CKD and cerebral microbleeds
Claude Nguyen, MD
Association of Chronic Kidney Disease With Cerebral Microbleeds in Patients With Primary Intracerebral Hemorrhage. Stroke. 2013
Chronic kidney disease (CKD) has been traditionally linked to a higher risk of ischemic stroke, though biologically, one would expect intracerebral hemorrhage (ICH) to be more plausible. To further explore the relationship between CKD and ICH, Ovbiagele et al. performed a retrospective review of data from the ongoing DECIPHER trial, a longitudinal trial looking at differences in race and ICH in the Washington, DC area. Three investigators reviewed imaging, focusing on the admission MRI; GRE sequences were assessed for hematoma volume, location, and number of microbleeds, presence of chronic bleeds, and IVH. Using a multivariate model that adjusted for age, sex, average BP, and history of hypertension or white matter disease, these bleeding characteristics were compared to renal function (eGFR) and use of medications affecting the kidneys (mainly ACE inhibitors).
Through its 197 patients, the group found an association between baseline CKD and both the presence and number of cerebral microbleeds, even after adjusting for admission BP. The authors point out that this was a cross-sectional cohort, and that the inclusion criteria excluded more severe ICH’s. Nevertheless, this study may add weight to the biologically plausible theory that CKD leads to microangiopathy, which increases risk for ICH. Although the study, by design, could not produce risk ratios for those with CKD enduring ICH later on in life, the study further implicates CKD in ICH, emphasizes the importance of treating those with CKD, and using CKD as a potential therapeutic targets.

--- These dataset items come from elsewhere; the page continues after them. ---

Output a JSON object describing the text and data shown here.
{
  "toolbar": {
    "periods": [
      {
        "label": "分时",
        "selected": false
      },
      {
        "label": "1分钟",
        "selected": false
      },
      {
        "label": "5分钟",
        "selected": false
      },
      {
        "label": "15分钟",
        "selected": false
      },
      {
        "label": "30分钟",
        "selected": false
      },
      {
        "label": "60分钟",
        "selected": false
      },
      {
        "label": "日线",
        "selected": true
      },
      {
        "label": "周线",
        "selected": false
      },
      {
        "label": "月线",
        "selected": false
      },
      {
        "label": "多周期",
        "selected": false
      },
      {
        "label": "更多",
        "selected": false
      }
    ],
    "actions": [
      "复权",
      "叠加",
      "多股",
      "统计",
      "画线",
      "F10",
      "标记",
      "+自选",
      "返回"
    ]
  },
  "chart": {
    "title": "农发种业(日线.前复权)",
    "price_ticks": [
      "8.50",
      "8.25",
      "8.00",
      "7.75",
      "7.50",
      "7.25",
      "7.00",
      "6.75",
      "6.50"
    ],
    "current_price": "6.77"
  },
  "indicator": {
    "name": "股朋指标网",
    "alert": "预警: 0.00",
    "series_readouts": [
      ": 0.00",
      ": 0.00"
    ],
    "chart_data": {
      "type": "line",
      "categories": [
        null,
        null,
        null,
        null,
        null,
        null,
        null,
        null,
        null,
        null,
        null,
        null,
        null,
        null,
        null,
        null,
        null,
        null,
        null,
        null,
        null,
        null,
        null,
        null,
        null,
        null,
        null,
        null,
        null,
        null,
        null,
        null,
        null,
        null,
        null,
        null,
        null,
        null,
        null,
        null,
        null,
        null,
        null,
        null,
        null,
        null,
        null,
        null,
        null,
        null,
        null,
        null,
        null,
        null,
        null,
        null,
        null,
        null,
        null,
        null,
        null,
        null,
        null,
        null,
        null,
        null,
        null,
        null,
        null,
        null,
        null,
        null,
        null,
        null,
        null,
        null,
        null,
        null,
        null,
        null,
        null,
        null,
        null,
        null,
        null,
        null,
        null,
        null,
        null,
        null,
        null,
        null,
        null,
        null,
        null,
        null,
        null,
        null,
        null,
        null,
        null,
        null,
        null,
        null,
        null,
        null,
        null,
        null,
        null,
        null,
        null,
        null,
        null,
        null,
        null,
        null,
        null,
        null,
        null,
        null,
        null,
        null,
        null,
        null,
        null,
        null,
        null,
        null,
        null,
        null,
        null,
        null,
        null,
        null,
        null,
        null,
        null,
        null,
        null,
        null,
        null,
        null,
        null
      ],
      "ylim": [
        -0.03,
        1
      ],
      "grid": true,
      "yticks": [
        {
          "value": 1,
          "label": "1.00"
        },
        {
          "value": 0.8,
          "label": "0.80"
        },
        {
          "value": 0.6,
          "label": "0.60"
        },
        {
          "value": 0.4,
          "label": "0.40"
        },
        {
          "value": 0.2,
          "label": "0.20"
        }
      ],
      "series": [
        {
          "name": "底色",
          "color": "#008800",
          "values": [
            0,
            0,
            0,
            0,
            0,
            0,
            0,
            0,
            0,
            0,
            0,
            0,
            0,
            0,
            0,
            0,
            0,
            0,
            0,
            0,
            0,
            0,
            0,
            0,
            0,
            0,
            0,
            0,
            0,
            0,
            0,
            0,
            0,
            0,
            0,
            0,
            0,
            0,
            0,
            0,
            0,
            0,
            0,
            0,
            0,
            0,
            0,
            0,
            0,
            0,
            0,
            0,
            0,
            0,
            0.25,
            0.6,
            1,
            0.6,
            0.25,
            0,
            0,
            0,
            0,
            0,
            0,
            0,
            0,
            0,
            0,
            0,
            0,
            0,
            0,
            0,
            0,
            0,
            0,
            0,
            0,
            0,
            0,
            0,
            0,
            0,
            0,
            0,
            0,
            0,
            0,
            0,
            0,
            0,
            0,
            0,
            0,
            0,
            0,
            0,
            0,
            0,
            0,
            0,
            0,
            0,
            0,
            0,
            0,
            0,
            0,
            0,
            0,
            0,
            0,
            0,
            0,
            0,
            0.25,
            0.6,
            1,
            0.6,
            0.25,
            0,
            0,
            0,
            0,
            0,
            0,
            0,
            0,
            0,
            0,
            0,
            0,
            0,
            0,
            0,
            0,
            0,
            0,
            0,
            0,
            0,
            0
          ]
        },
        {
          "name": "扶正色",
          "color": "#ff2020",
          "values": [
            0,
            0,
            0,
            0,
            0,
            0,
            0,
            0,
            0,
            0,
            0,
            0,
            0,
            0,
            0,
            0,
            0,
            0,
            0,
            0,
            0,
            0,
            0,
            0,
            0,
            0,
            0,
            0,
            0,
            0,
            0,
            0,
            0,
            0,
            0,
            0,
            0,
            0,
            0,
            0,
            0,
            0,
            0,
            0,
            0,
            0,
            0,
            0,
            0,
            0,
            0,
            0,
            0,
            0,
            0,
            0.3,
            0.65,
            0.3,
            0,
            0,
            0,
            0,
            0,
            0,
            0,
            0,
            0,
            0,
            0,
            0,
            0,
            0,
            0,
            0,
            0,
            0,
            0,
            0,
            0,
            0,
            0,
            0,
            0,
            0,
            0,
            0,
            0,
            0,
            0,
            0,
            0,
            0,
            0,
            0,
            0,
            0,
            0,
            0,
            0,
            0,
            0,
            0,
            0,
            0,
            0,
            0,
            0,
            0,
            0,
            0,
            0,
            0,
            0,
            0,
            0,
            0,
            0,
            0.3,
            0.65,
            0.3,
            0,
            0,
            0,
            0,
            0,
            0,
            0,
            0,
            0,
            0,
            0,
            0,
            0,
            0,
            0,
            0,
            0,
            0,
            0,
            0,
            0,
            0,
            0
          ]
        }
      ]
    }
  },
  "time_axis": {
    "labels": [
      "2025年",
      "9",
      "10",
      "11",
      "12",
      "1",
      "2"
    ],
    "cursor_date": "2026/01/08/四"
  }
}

The study found the association between CKD and microbleeds to be true in black patients but not in non-Hispanic whites. The implications of race and its role in CKD and microbleeds, however, should be taken with caution. Although this further emphasizes the importance of treating HTN and CKD in blacks, the lack of this association in other groups may cause CKD to be taken less seriously in other groups. The group does cite the DECIPHER study’s predominantly African American population and lack of statistical power in other ethnic groups for lack of this association. This study should speak solely to the notion that the cause and prevalence of CKD may be different between groups. Clinicians should be as aggressive at the diagnosis and treatment of such chronic conditions as CKD regardless of background.